I hope you have already found your snake by now. If not, don't give up hope. Unless your snake has actually escaped your home and made it to the great outdoors, this little bit of advice has always worked for me:
Get yourself a bag of of good potting soil (that does not contain fertilizers or pesticides...they come in various sized bags). I prefer to purchase this nice clean, fluffy soil (snakes love it) instead of using it from my own yard, due to possible parasites like mites); You can either leave the soil in the bag and cut the top open, or, if you are worried about a little dirt spilling in your house you can always place it in a bucket or a tub and place it along a wall. Place several of them if possible, for maximum effect in shorter time. Snakes will usually travel along walls as opposed to traveling across an open expanse. The snakes smell the dirt (it smells like outside) and they will go and bury themselves it it. I have found every missing snake this way, from ball pythons and boas to kings & gopher snakes. It always works if they are still in your house!

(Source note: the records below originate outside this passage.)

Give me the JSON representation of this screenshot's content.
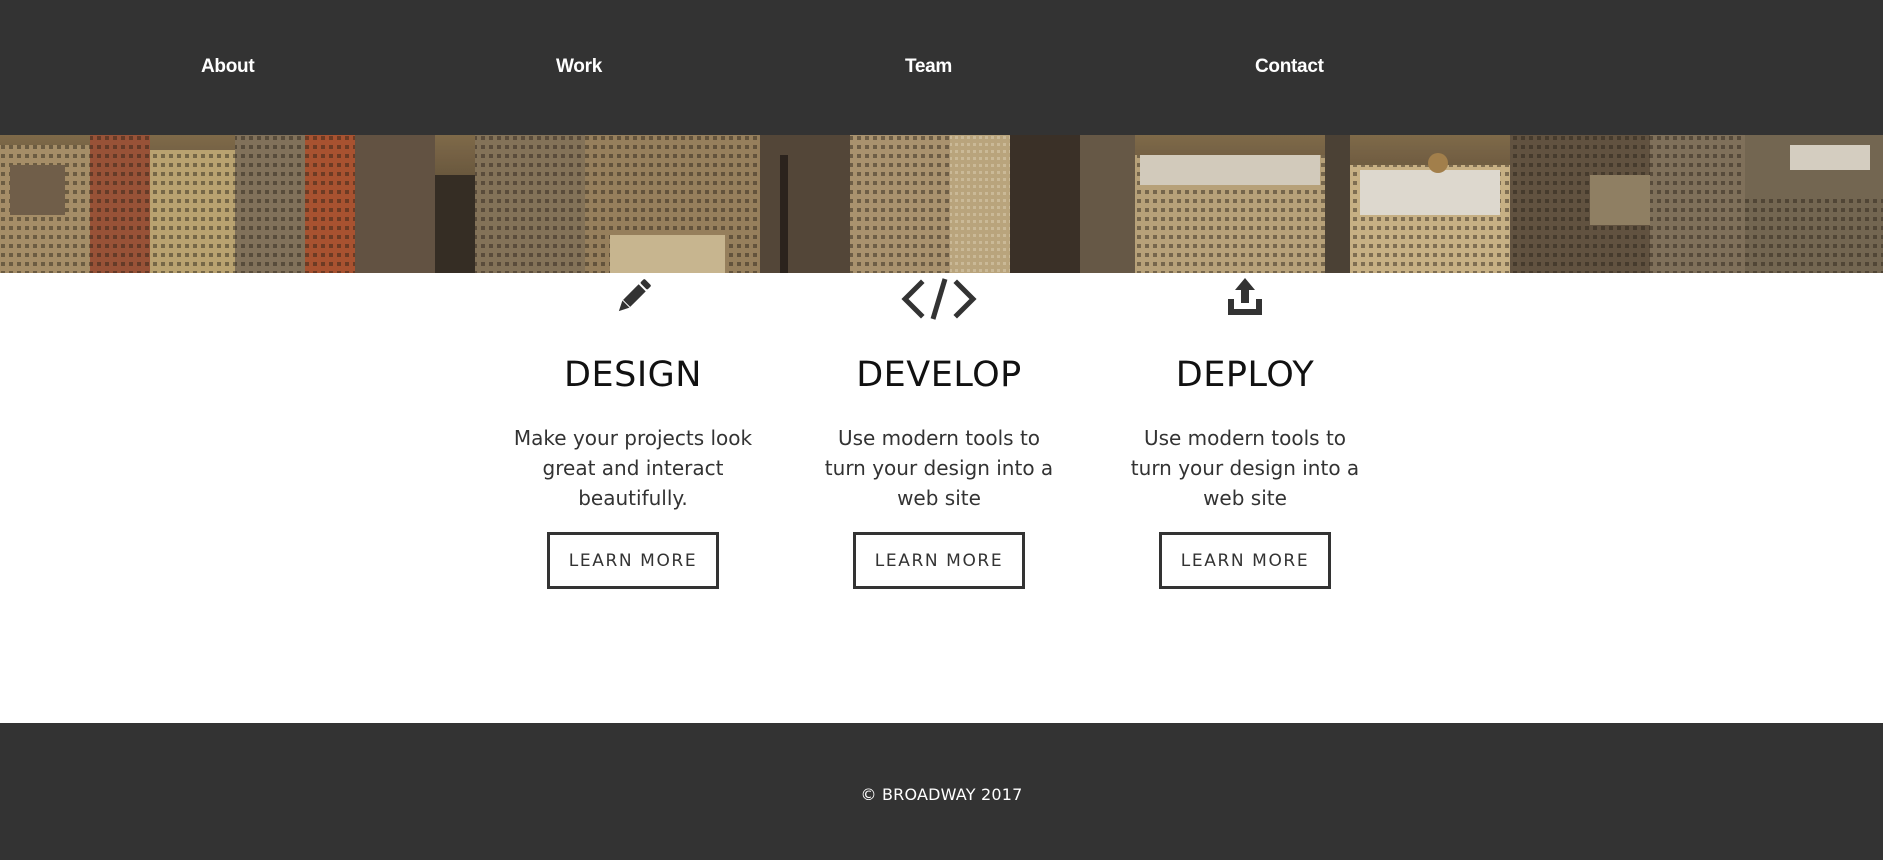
{
  "nav": {
    "items": [
      {
        "label": "About"
      },
      {
        "label": "Work"
      },
      {
        "label": "Team"
      },
      {
        "label": "Contact"
      }
    ]
  },
  "hero": {
    "icon": "city-skyline-image"
  },
  "services": [
    {
      "icon": "pencil-icon",
      "title": "DESIGN",
      "description": "Make your projects look great and interact beautifully.",
      "button": "LEARN MORE"
    },
    {
      "icon": "code-icon",
      "title": "DEVELOP",
      "description": "Use modern tools to turn your design into a web site",
      "button": "LEARN MORE"
    },
    {
      "icon": "upload-icon",
      "title": "DEPLOY",
      "description": "Use modern tools to turn your design into a web site",
      "button": "LEARN MORE"
    }
  ],
  "footer": {
    "copyright": "© BROADWAY 2017"
  },
  "colors": {
    "dark": "#333333",
    "text": "#111111",
    "white": "#ffffff"
  }
}
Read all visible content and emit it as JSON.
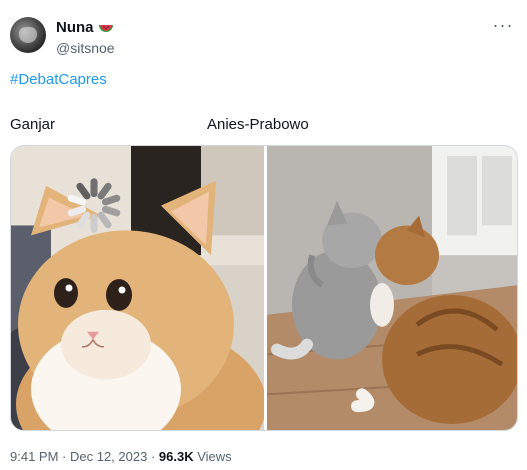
{
  "author": {
    "display_name": "Nuna",
    "emoji_icon": "watermelon-icon",
    "handle": "@sitsnoe"
  },
  "tweet": {
    "hashtag": "#DebatCapres",
    "label_left": "Ganjar",
    "label_right": "Anies-Prabowo"
  },
  "media": {
    "left_image": "orange-kitten-loading-spinner",
    "right_image": "two-cats-hugging"
  },
  "meta": {
    "time": "9:41 PM",
    "separator": " · ",
    "date": "Dec 12, 2023",
    "views_count": "96.3K",
    "views_label": " Views"
  },
  "colors": {
    "link": "#1d9bf0",
    "secondary_text": "#536471"
  }
}
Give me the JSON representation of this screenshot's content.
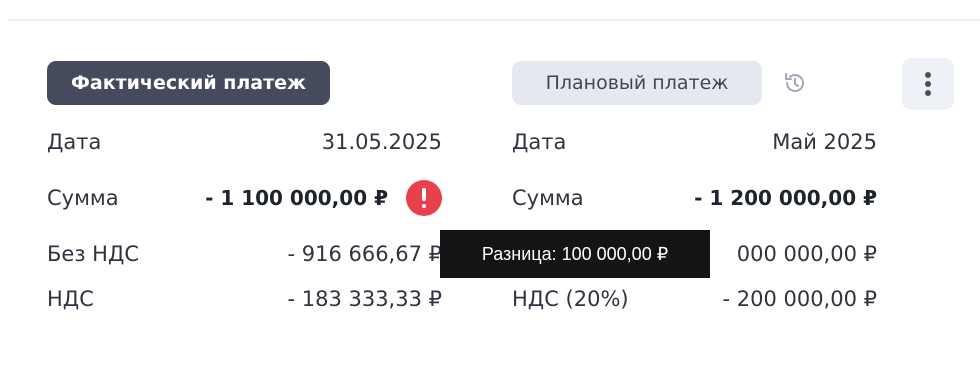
{
  "actual": {
    "chip_label": "Фактический платеж",
    "date_label": "Дата",
    "date_value": "31.05.2025",
    "sum_label": "Сумма",
    "sum_value": "- 1 100 000,00 ₽",
    "no_vat_label": "Без НДС",
    "no_vat_value": "- 916 666,67 ₽",
    "vat_label": "НДС",
    "vat_value": "- 183 333,33 ₽"
  },
  "planned": {
    "chip_label": "Плановый платеж",
    "date_label": "Дата",
    "date_value": "Май 2025",
    "sum_label": "Сумма",
    "sum_value": "- 1 200 000,00 ₽",
    "no_vat_value_partial": "000 000,00 ₽",
    "vat_label": "НДС (20%)",
    "vat_value": "- 200 000,00 ₽"
  },
  "tooltip": {
    "text": "Разница: 100 000,00 ₽"
  },
  "icons": {
    "history": "history-icon",
    "menu": "more-vertical-icon",
    "alert": "alert-icon"
  },
  "colors": {
    "actual_chip_bg": "#454a5c",
    "planned_chip_bg": "#e5e9ef",
    "alert": "#e8404d",
    "tooltip_bg": "#141414"
  }
}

As far as hiding places if you are still into searching, these are places that lost snakes have been found: Inside your closets (check inside shoes & bags, purses, suitcases, POCKETS, even pockets of clothing that are hanging -- don't ask me how they get up there, but they can -- even on the top shelf of a high closet; any open container type dark spaces), under sinks (bathroom & kitchen -- I have even heard they have been found curled up under a toilet plunger), under refrigerators for the warmth and water sources -- although if they are under the fridge when the fan motor kicks on -- it's not always good news for the snake; under and inside of stoves for heat. If you happen to be "lucky" enough to have field rodents occasionally grace your home, the snake will be looking for their nests, too. These are generally the first places to look, as hunger, or the scent of a rodent may have been a reason your snake decided to leave his enclosure. GOOD LUCK!